Must Halt Bush Administration's Cms Policies

Bush Administration’s Draconian CMS Policies Would Cripple Health Care Safety-Net


 

WASHINGTON – With the health of our safety-net in jeopardy, Energy and Commerce Committee Vice Chair Diana DeGette (D-CO) today highlighted the need to halt the Bush Administration’s draconian Medicaid regulations. During the Energy and Commerce Health Subcommittee mark-up of the Protecting the Medicaid Safety Net Act of 2008, [H.R. 5613], DeGette supported legislation that places a temporary one-year moratorium on seven Administration-imposed Medicaid regulations that would make significant cuts to the program over the next five years.  These regulations would have a have a crippling affect on our health care safety-net.

Below is the text of DeGette’s opening statement as prepared for delivery:

“I can’t tell you enough how my providers in Colorado thank you [Health Subcommittee Chairman Pallone] and Mr. Dingell, and also the minority, for working together on this important piece of legislation.  I’ve said from day one that these Medicaid rule changes are really a meat axe approach to solving perceived problems rather than a scalpel approach.  That’s because, it seems to me that the Administration decided they needed to have some savings to Medicaid so they just changed the rules rather than letting a reflective, comprehensive process take effect.

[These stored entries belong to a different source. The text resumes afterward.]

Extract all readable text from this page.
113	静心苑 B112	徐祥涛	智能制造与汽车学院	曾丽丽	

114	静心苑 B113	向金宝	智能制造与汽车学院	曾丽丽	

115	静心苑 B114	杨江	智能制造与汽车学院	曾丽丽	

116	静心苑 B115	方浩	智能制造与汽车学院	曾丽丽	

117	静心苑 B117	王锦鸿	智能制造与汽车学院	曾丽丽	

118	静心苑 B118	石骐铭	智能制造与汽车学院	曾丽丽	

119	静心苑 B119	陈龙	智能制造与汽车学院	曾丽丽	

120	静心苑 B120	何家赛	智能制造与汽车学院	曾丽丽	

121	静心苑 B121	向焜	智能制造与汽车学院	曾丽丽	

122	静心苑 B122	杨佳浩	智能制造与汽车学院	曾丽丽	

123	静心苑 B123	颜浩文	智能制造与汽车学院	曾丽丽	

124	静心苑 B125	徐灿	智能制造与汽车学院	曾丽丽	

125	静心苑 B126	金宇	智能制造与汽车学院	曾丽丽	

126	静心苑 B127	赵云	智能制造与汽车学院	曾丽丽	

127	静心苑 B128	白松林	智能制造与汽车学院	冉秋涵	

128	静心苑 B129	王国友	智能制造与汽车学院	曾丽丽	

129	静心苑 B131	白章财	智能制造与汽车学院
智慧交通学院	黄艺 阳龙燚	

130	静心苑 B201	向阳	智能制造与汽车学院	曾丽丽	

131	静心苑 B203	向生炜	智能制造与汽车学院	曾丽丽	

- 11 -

“The regulations we are talking about today will be potentially devastating in many ways as we heard in the hearing last week. They are going to:

 

•    limit target case management services to vulnerable populations, such as pregnant women and disabled          children;
•    restrict school-based rehabilitation, transportation, and administrative services for low-income children;
•    limit important outpatient services, such as dental and vision care, which help to keep children out of                     emergency rooms; and
•    and limit public hospitals’ ability to draw down federal matching funding, and thereby threatening the viability      of the entire safety net.

 

“I want to talk for just a moment about this last regulation, which limits states’ ability to use intergovernmental transfers as a means to pay for their share of Medicaid expenditures.  Historically, there have been some abuses of this financing mechanism, in which states used intergovernmental transfers to draw down a greater share of federal matching funds than they should have.  However, as we heard from James Cosgrove of Government Accountability Office (GAO) during last week, the Centers for Medicare and Medicaid Services (CMS) has already fixed these problems and as a result, 29 states have ended one or more inappropriate financing agreements. 

“Since these abuses have already been identified and resolved, the burden of the new public provider rule will fall on states that are not doing anything wrong.

“Like my state which has to find legitimate, but creative ways of funding their safety net hospitals – nobody is saying all states are abusing this mechanism.  My state of Colorado will lose upwards of $145 million.  Nationwide hospitals will lose billions of dollars.  There are over 2,000 governmental hospitals nationwide, and although not all of these hospitals are necessarily impacted (or impacted in the same way). States like California, New York, and Florida, will be impacted, as well as others simply because of the way they finance their hospitals, not because they are doing anything wrong.

“This is the number one issue for Denver Health, which is my primary safety-net provider and is one of the most recognized innovators in cost savings and efficiency in the whole country.  So needless to say, we’ve all been apoplectic about these rules changes and we think this bill goes a long way and I also think some of the changes the minority worked with on the manager’s amendment – particularly increased funding to weed out waste, fraud and abuse – are really helpful to the bill. 

“I was heartened to hear Ranking Member Barton say he believed that with the manager’s amendment changes, the bill would be signed into law by the President.  This is something that is desperately needed all over the country.”